Dalam praktek, Sengketa Pelanggaran Administrasi Pemilihan (TSM) identik atau bahkan sangat lekat dengan Paslon yang merupakan “representasi” Incumbent atau Petahana. Menarik memang soal Pilwakot Bandar Lampung ini, justru Paslon yang merupakan bagian atau “representasi” dari incumbent atau petahana yang mengajukan Sengketa Pelanggaran Administrasi Pemilihan (TSM) terhadap Paslon lain yakni Eva Dwiana yang tidak merepresentasikan incumbent dalam Pilwakot Bandar Lampung. Sesungguhnya, saya menilai hadirnya Sengketa Pelanggaran Administrasi Pemilihan (TSM) itu adalah bagian dari “pencegahan” atas kecurangan yang bisa saja dilakukan oleh Paslon yang juga sebagai petahana atau incumbent. Namun, dalam Pilwakot Bandar Lampung tahun 2020 justru representasi incumbent yang menggunakan dalil tersebut terhadap Paslon lain (Eva Dwiana) sebagai istri dari Walikota Bandar Lampung yang telah melakukan Pelanggaran Administrasi Pemilihan (TSM), padahal meskipun berstatus sebagai istri Walikota tentu keduanya adalah Entitas Hukum yang Berbeda dan tidak dapat dipersamakan begitu saja.

Berawal dari Sengketa Pelanggaran Administrasi Pemilihan (TSM) yang diajukan oleh Paslon yang merupakan representasi dari petahana inilah, kemudian Polemik dalam sengketa Pilwakot Bandar Lampung tahun 2020, kemudian berkelanjutan dengan diajukannya Permohonan Peninjauan Kembali di Mahkamah Agung oleh :

  • Muhammad Yusuf Kohar (Pemohon) melawan Hj. Eva Dwiana dan KPU Kota Bandar Lampung (Para Termohon), dengan Nomor Register : 2PK/PAP/2021 ; dan
  • Yopi Hendro (Pemohon) melawan melawan Hj. Eva Dwiana dan KPU Kota Bandar Lampung (Para Termohon), dengan Nomor Register : 1PK/PAP/2021 ;

Tentunya saya menilai upaya Peninjauan Kembali yang diajukan dalam sengketa Pilwakot Bandar Lampung ini tidak dapat dimaknai sebagai “terobosan hukum”, namun saya lebih cenderung untuk mendefinisikannya sebagai “perlawanan” terhadap Rezim Hukum Pilkada. Mengapa? Karena sejak awal Yusuf Kohar (Pemohon PK) telah menentukan pilihannya untuk menggunakan Rezim Hukum Pilkada dalam menyelesaikan sengketa pelanggaran administrasi pemilihan (TSM), sehingga sudah seharusnya tunduk pada segala ketentuan hukum yang mengatur tentang penyelesaian sengketa yang diatur dalam Rezim Hukum Pilkada. Namun paska Putusan Mahkamah Agung RI tanggal 22 Januari 2021, Nomor 1P/PAP/2021, justru mengajukan upaya hukum yang tidak diatur dalam ketentuan pada Rezim Hukum Pilkada itu sendiri dengan mengajukan upaya Peninjauan Kembali.
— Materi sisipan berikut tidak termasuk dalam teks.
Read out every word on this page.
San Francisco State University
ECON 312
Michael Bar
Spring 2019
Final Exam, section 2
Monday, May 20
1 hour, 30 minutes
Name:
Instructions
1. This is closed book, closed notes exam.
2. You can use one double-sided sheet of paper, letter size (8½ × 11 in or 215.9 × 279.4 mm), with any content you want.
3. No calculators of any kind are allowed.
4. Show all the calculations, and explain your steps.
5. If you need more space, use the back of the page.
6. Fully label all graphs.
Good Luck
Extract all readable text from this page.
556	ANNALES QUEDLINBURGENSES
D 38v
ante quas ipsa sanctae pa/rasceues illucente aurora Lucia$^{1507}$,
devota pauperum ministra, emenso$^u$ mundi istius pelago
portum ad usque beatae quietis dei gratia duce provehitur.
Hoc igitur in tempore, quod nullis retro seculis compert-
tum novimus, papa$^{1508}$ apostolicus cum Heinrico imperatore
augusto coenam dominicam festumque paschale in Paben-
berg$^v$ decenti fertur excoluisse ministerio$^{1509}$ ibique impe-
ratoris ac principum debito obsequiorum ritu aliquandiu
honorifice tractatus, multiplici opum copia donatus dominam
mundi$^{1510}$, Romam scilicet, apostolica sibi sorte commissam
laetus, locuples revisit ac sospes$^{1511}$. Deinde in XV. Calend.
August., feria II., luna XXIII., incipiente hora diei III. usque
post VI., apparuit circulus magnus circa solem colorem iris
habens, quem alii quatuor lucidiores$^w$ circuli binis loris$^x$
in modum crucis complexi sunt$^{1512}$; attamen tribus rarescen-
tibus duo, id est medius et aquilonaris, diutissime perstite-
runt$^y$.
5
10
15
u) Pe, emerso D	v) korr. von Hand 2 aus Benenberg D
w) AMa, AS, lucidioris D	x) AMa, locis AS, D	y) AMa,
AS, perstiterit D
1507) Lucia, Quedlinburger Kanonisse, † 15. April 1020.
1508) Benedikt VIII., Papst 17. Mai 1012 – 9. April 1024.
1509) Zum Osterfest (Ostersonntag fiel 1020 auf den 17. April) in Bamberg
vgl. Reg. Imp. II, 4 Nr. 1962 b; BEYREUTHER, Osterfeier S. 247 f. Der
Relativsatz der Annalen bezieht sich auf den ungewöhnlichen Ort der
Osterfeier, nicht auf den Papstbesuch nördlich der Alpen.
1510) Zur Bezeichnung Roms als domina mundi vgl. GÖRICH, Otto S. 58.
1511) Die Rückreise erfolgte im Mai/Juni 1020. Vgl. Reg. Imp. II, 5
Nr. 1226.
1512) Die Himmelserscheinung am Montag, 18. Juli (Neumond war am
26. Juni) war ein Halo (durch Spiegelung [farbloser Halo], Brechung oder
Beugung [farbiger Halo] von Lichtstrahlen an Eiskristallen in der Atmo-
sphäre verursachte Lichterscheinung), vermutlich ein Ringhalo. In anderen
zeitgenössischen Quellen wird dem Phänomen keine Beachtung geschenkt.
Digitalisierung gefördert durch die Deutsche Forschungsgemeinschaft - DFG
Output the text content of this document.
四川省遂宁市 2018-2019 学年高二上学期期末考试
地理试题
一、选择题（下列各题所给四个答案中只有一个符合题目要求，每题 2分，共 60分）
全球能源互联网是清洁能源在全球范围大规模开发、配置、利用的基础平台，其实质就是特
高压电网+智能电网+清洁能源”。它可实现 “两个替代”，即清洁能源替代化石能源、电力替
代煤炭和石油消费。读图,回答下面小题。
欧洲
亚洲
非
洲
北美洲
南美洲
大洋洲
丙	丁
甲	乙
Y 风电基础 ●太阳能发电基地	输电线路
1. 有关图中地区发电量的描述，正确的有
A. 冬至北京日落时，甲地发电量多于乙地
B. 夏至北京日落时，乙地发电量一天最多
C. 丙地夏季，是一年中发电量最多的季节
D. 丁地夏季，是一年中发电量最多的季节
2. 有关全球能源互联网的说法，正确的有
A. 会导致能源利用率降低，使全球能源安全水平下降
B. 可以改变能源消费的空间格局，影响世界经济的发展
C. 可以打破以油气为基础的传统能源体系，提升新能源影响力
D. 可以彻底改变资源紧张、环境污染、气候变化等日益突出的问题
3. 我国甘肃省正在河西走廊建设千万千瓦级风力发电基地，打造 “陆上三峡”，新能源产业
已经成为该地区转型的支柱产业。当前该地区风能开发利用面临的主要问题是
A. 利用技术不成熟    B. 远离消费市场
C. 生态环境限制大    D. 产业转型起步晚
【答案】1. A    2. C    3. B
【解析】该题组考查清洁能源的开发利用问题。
Rezim Hukum Pilkada memang tidak mengatur secara rinci mengenai upaya Peninjauan Kembali, bahkan dapat dikatakan Peninjauan Kembali ini tidak dikenal dalam sengketa pilkada. Namun tentunya, dalam praktek upaya Peninjauan Kembali ini tetap saja dilakukan dengan dalih “mencari kepastian hukum”, meskipun saya lebih cenderung menempatkan upaya Peninjauan Kembali dalam sengketa pilkada ini justru akan menciptakan ruang bagi “ketidakpastian hukum” itu sendiri, karena memang tidak diatur. Meskipun demikian, terkait Sengketa Pelanggaran Administrasi Pemilihan (TSM) pada Pasal 135A ayat (9) UU No.10 Tahun 2016, telah menyebutkan Putusan Mahkamah Agung bersifat final dan mengikat. Kemudian dipertegas didalam Pasal 24 Perma Nomor 11 Tahun 2016 yang menyebutkan Putusan sengketa pelanggaran administrasi pemilihan, bersifat final dan mengikat, serta tidak dapat diajukan peninjauan kembali.

Terkait upaya Peninjauan Kembali dengan Register Nomor : 1PK/PAP/2021 dan Nomor : 2PK/PAP/2021, tentunya bukanlah hal yang sulit untuk diterjemahkan, karena dasar hukum yang digunakan tentunya adalah soal asas dimana pengadilan tidak boleh menolak atas diajukan suatu perkara dan juga ketentuan mengenai Peninjauan Kembali yang menjadi kewenangan Mahkamah Agung sebagaimana diatur pada Pasal 66 s/d Pasal 77 Undang Undang Nomor 14 Tahun 1985 Tentang Mahkamah Agung sebagaimana telah beberapa kali diubah, terakhir dengan Undang Undang Nomor 3 Tahun 2009.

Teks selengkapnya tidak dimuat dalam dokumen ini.